Congenital vertebral malformations are common findings on diagnostic imaging of the vertebral column in “screw-tailed” brachycephalic dogs. The aims of this study were to evaluate the prevalence and anatomical characteristics of lumbosacral congenital vertebral malformations in French Bulldogs, English Bulldogs, and Pugs presenting for problems unrelated to spinal disease, as well as possible associations with the degree of tail malformation, lumbosacral intervertebral disc herniation, or spondylosis deformans. In this retrospective cross-sectional study, CT scans of vertebrae L6 to S3 and of the coccygeal vertebrae were reviewed for type of congenital vertebral malformations (hemivertebrae, block vertebrae, lumbosacral transitional vertebrae, and spina bifida), lumbosacral intervertebral disc herniation, lumbosacral spondylosis deformans, and degree of tail malformation. In 76 (51.0%) of the 149 included dogs (53 French Bulldogs, 37 English Bulldogs, and 59 Pugs) at least one type of congenital vertebral malformations was found, with lumbosacral transitional vertebrae being the most common (34.2%). There was a significantly higher prevalence of lumbosacral transitional vertebrae (54.2%) and lower prevalence of hemivertebrae (1.7%) in Pugs compared to English (13.5% and 24.3%, respectively) and French Bulldogs (26.4% and 32.0%, respectively). Tail malformation was significantly more severe in dogs with evidence of hemivertebrae. Congenital vertebral malformations are a common finding in the lumbosacral vertebral column of French Bulldogs, English Bulldogs, and Pugs. These anatomical variances need to be considered when interpreting diagnostic studies and when planning for neurosurgical and neurodiagnostic procedures. Furthermore, this study suggests a possible association between the degree of tail malformation and lumbosacral hemivertebrae 2).
Discectomy is a common surgical treatment for disc herniations in the canine spine.

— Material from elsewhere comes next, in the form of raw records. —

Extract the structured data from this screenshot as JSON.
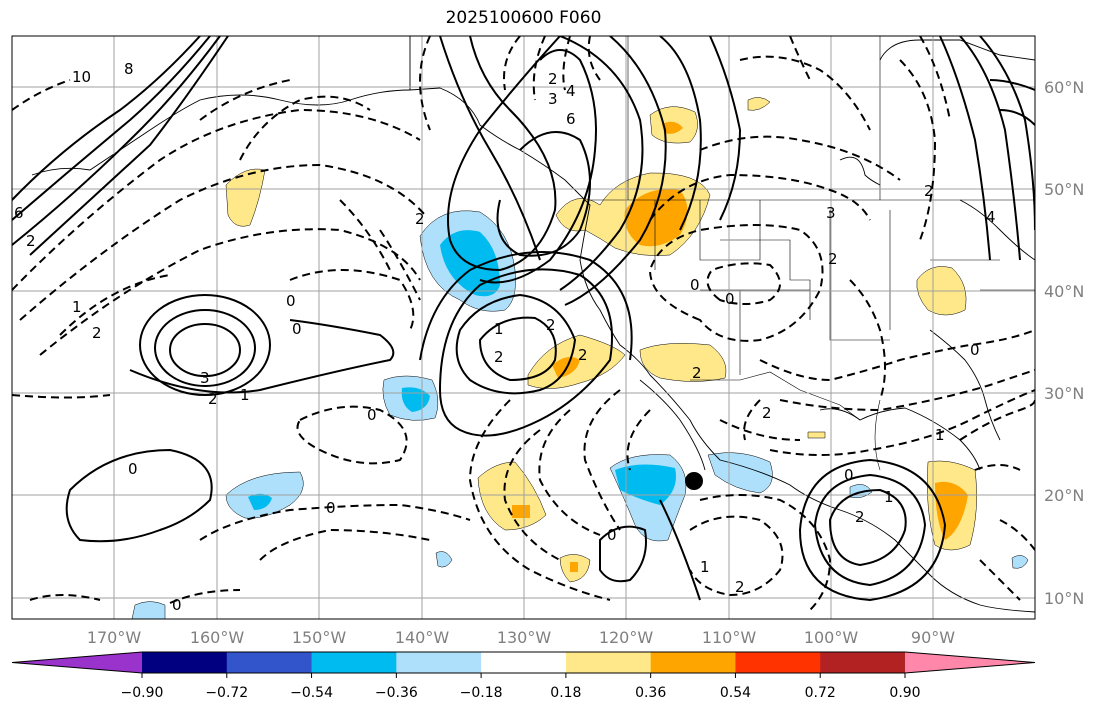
{
  "title": "2025100600 F060",
  "latitude_labels": [
    "60°N",
    "50°N",
    "40°N",
    "30°N",
    "20°N",
    "10°N"
  ],
  "longitude_labels": [
    "170°W",
    "160°W",
    "150°W",
    "140°W",
    "130°W",
    "120°W",
    "110°W",
    "100°W",
    "90°W"
  ],
  "colorbar": {
    "tick_labels": [
      "−0.90",
      "−0.72",
      "−0.54",
      "−0.36",
      "−0.18",
      "0.18",
      "0.36",
      "0.54",
      "0.72",
      "0.90"
    ],
    "colors": [
      "#9933cc",
      "#000080",
      "#3355cc",
      "#00bbf0",
      "#aee0fb",
      "#ffffff",
      "#ffe88a",
      "#ffa500",
      "#ff3300",
      "#b22222",
      "#ff88aa"
    ]
  },
  "contour_labels": [
    "10",
    "8",
    "6",
    "2",
    "1",
    "2",
    "3",
    "2",
    "1",
    "0",
    "0",
    "0",
    "0",
    "0",
    "2",
    "3",
    "4",
    "6",
    "2",
    "1",
    "2",
    "2",
    "2",
    "0",
    "0",
    "3",
    "2",
    "4",
    "0",
    "1",
    "2",
    "0",
    "2",
    "1",
    "1",
    "2",
    "0",
    "2",
    "0",
    "2"
  ],
  "marker": "black-dot"
}
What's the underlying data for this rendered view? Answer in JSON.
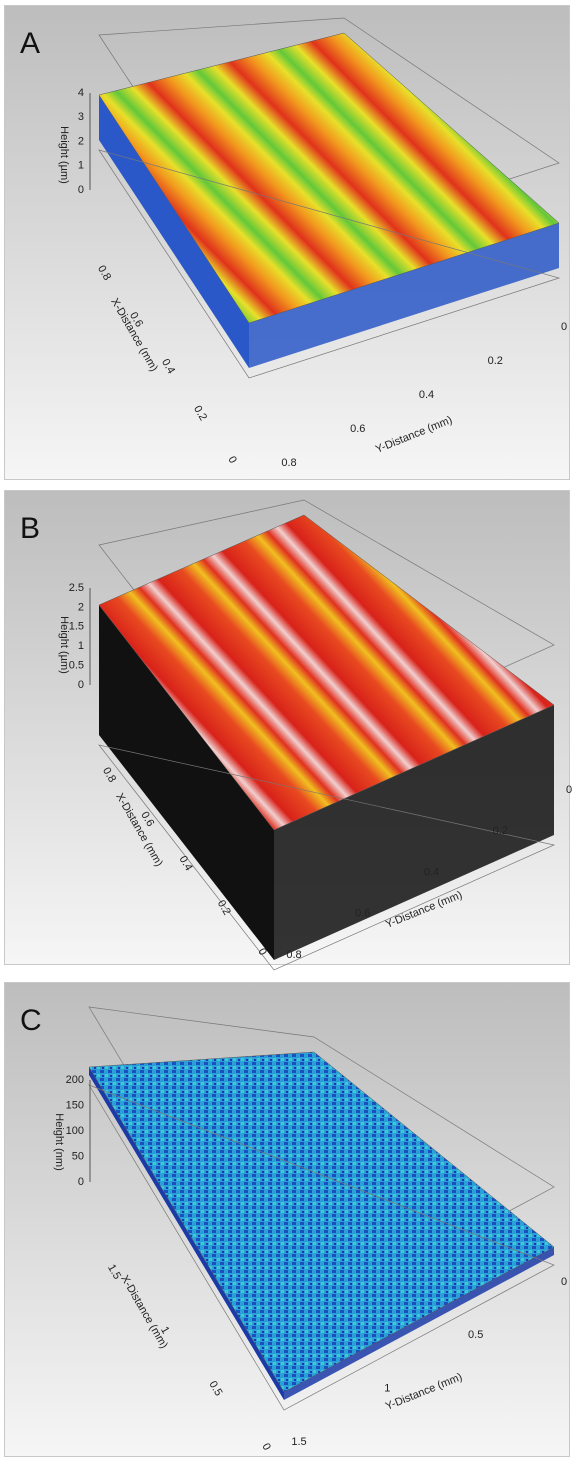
{
  "panels": [
    {
      "label": "A",
      "z_axis_title": "Height (µm)",
      "z_ticks": [
        "0",
        "1",
        "2",
        "3",
        "4"
      ],
      "x_axis_title": "X-Distance (mm)",
      "x_ticks": [
        "0",
        "0.2",
        "0.4",
        "0.6",
        "0.8"
      ],
      "y_axis_title": "Y-Distance (mm)",
      "y_ticks": [
        "0.8",
        "0.6",
        "0.4",
        "0.2",
        "0"
      ]
    },
    {
      "label": "B",
      "z_axis_title": "Height (µm)",
      "z_ticks": [
        "0",
        "0.5",
        "1",
        "1.5",
        "2",
        "2.5"
      ],
      "x_axis_title": "X-Distance (mm)",
      "x_ticks": [
        "0",
        "0.2",
        "0.4",
        "0.6",
        "0.8"
      ],
      "y_axis_title": "Y-Distance (mm)",
      "y_ticks": [
        "0.8",
        "0.6",
        "0.4",
        "0.2",
        "0"
      ]
    },
    {
      "label": "C",
      "z_axis_title": "Height (nm)",
      "z_ticks": [
        "0",
        "50",
        "100",
        "150",
        "200"
      ],
      "x_axis_title": "X-Distance (mm)",
      "x_ticks": [
        "0",
        "0.5",
        "1",
        "1.5"
      ],
      "y_axis_title": "Y-Distance (mm)",
      "y_ticks": [
        "1.5",
        "1",
        "0.5",
        "0"
      ]
    }
  ]
}
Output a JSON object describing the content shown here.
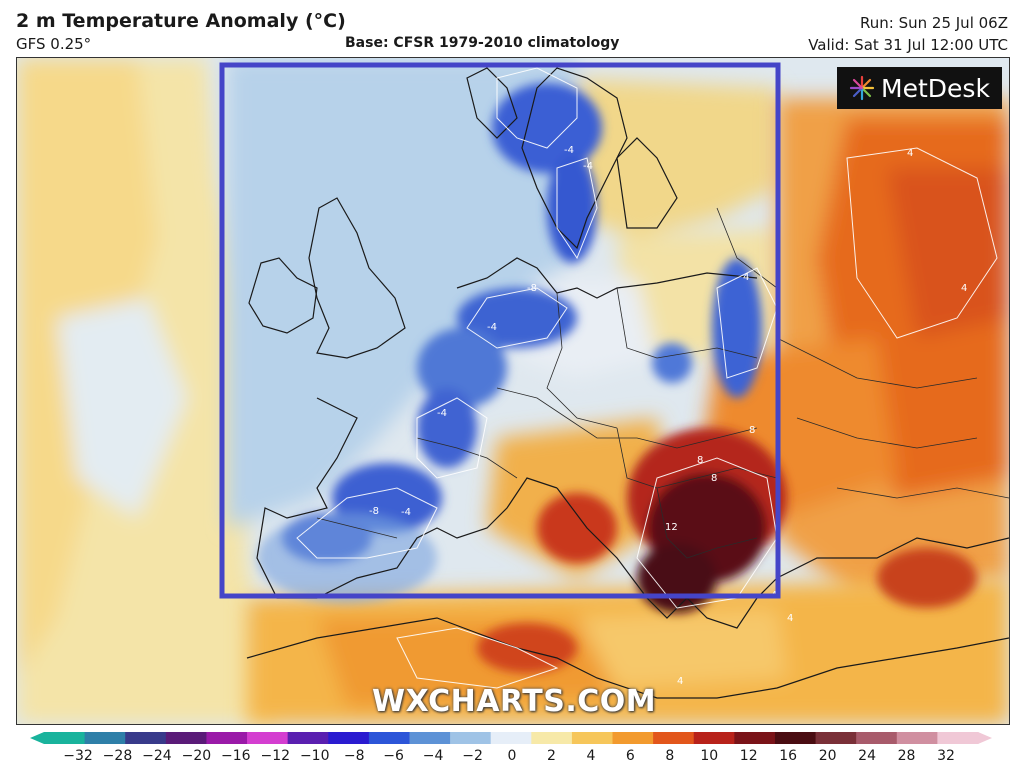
{
  "header": {
    "title": "2 m Temperature Anomaly (°C)",
    "model": "GFS 0.25°",
    "base": "Base: CFSR 1979-2010 climatology",
    "run": "Run: Sun 25 Jul 06Z",
    "valid": "Valid: Sat 31 Jul 12:00 UTC"
  },
  "logo": {
    "text": "MetDesk",
    "icon": "metdesk-burst-icon"
  },
  "watermark": "WXCHARTS.COM",
  "legend": {
    "ticks": [
      "−32",
      "−28",
      "−24",
      "−20",
      "−16",
      "−12",
      "−10",
      "−8",
      "−6",
      "−4",
      "−2",
      "0",
      "2",
      "4",
      "6",
      "8",
      "10",
      "12",
      "16",
      "20",
      "24",
      "28",
      "32"
    ],
    "colors": [
      "#19b39c",
      "#2e7fa8",
      "#383a8a",
      "#5a1b78",
      "#9a1aa8",
      "#d43ed0",
      "#5a1fb0",
      "#2a1bd0",
      "#2c55d8",
      "#5d92d6",
      "#9fc3e6",
      "#e6eef8",
      "#f7e9a8",
      "#f6c65a",
      "#f29a2e",
      "#e2561b",
      "#b8221a",
      "#7a1318",
      "#4a0d12",
      "#7a3038",
      "#a85b6b",
      "#d08fa0",
      "#f0c8d6"
    ]
  },
  "colors": {
    "highlight_box": "#4545c8",
    "cold": "#2c4fd0",
    "cool": "#a9c8e8",
    "neutral": "#dde7f0",
    "warm": "#f3c86a",
    "hot": "#e8641e",
    "very_hot": "#6a1218"
  },
  "contour_labels": [
    "-4",
    "-4",
    "-8",
    "-4",
    "-4",
    "-8",
    "-4",
    "4",
    "4",
    "8",
    "8",
    "8",
    "12",
    "4",
    "4",
    "4",
    "4"
  ]
}
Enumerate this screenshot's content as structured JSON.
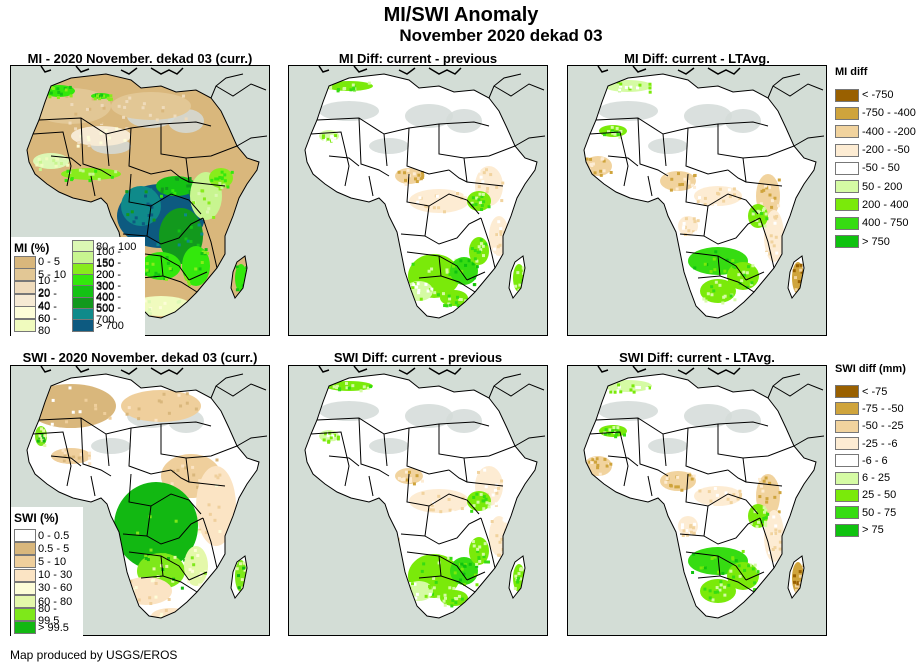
{
  "header": {
    "title": "MI/SWI Anomaly",
    "subtitle": "November 2020 dekad 03"
  },
  "panels": {
    "mi_current": {
      "title": "MI - 2020 November. dekad 03 (curr.)",
      "scheme": "mi"
    },
    "mi_diff_prev": {
      "title": "MI Diff: current - previous",
      "scheme": "diff_prev"
    },
    "mi_diff_lta": {
      "title": "MI Diff: current - LTAvg.",
      "scheme": "diff_lta"
    },
    "swi_current": {
      "title": "SWI - 2020 November. dekad 03 (curr.)",
      "scheme": "swi"
    },
    "swi_diff_prev": {
      "title": "SWI Diff: current - previous",
      "scheme": "diff_prev"
    },
    "swi_diff_lta": {
      "title": "SWI Diff: current - LTAvg.",
      "scheme": "diff_lta"
    }
  },
  "legends": {
    "mi": {
      "title": "MI (%)",
      "items": [
        {
          "label": "0 - 5",
          "color": "#d9b77c"
        },
        {
          "label": "5 - 10",
          "color": "#e2c795"
        },
        {
          "label": "10 - 20",
          "color": "#efdbbb"
        },
        {
          "label": "20 - 40",
          "color": "#f6ead4"
        },
        {
          "label": "40 - 60",
          "color": "#fdfdd8"
        },
        {
          "label": "60 - 80",
          "color": "#f0fbbe"
        },
        {
          "label": "80 - 100",
          "color": "#dcf8b4"
        },
        {
          "label": "100 - 150",
          "color": "#c8f590"
        },
        {
          "label": "150 - 200",
          "color": "#88ec1c"
        },
        {
          "label": "200 - 300",
          "color": "#33e80c"
        },
        {
          "label": "300 - 400",
          "color": "#14c214"
        },
        {
          "label": "400 - 500",
          "color": "#12991d"
        },
        {
          "label": "500 - 700",
          "color": "#0f8a8a"
        },
        {
          "label": "> 700",
          "color": "#0d5a80"
        }
      ]
    },
    "swi": {
      "title": "SWI (%)",
      "items": [
        {
          "label": "0 - 0.5",
          "color": "#ffffff"
        },
        {
          "label": "0.5 - 5",
          "color": "#d9b77c"
        },
        {
          "label": "5 - 10",
          "color": "#efcf9c"
        },
        {
          "label": "10 - 30",
          "color": "#fbe4c4"
        },
        {
          "label": "30 - 60",
          "color": "#fdfdd8"
        },
        {
          "label": "60 - 80",
          "color": "#e4f8aa"
        },
        {
          "label": "80 - 99.5",
          "color": "#7ee81a"
        },
        {
          "label": "> 99.5",
          "color": "#12b812"
        }
      ]
    },
    "mi_diff": {
      "title": "MI diff",
      "items": [
        {
          "label": "< -750",
          "color": "#996000"
        },
        {
          "label": "-750 - -400",
          "color": "#cfa43c"
        },
        {
          "label": "-400 - -200",
          "color": "#f1d39e"
        },
        {
          "label": "-200 - -50",
          "color": "#fdecd3"
        },
        {
          "label": "-50 - 50",
          "color": "#ffffff"
        },
        {
          "label": "50 - 200",
          "color": "#d5fba4"
        },
        {
          "label": "200 - 400",
          "color": "#7aea0a"
        },
        {
          "label": "400 - 750",
          "color": "#36dc12"
        },
        {
          "label": "> 750",
          "color": "#0fc20f"
        }
      ]
    },
    "swi_diff": {
      "title": "SWI diff (mm)",
      "items": [
        {
          "label": "< -75",
          "color": "#996000"
        },
        {
          "label": "-75 - -50",
          "color": "#cfa43c"
        },
        {
          "label": "-50 - -25",
          "color": "#f1d39e"
        },
        {
          "label": "-25 - -6",
          "color": "#fdecd3"
        },
        {
          "label": "-6 - 6",
          "color": "#ffffff"
        },
        {
          "label": "6 - 25",
          "color": "#d5fba4"
        },
        {
          "label": "25 - 50",
          "color": "#7aea0a"
        },
        {
          "label": "50 - 75",
          "color": "#36dc12"
        },
        {
          "label": "> 75",
          "color": "#0fc20f"
        }
      ]
    }
  },
  "map_colors": {
    "water": "#d3ddd6",
    "border": "#000000",
    "nodata": "#d3dbd8"
  },
  "footer": {
    "credit": "Map produced by USGS/EROS"
  }
}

However, the effect of these procedures on intervertebral disc tissue is not fully understood. The objective of a study of Grunert et al., was to assess cervical degenerative disc disease changes undergoing discectomy procedures, in vivo.
Discectomies led to a 60% drop in disc height and 24% drop in foraminal height. Segments did not fuse but showed osteophyte formation as well as endplate sclerosis. MR imaging revealed terminal degenerative changes with collapse of the disc space and loss of T2 signal intensity. The endplates showed degenerative type II Modic changes. Quantitative MR imaging revealed that over 95% of Nucleus Pulposus tissue was extracted and that the nuclear as well as overall disc hydration significantly decreased. Histology confirmed terminal degenerative changes with loss of NP tissue, loss of Annulus Fibrosus organization and loss of cartilage endplate tissue. The bony endplate displayed sclerotic changes.
Discectomies lead to terminal degenerative changes. Therefore, these procedures should be indicated with caution specifically when performed for prophylactic purposes 3).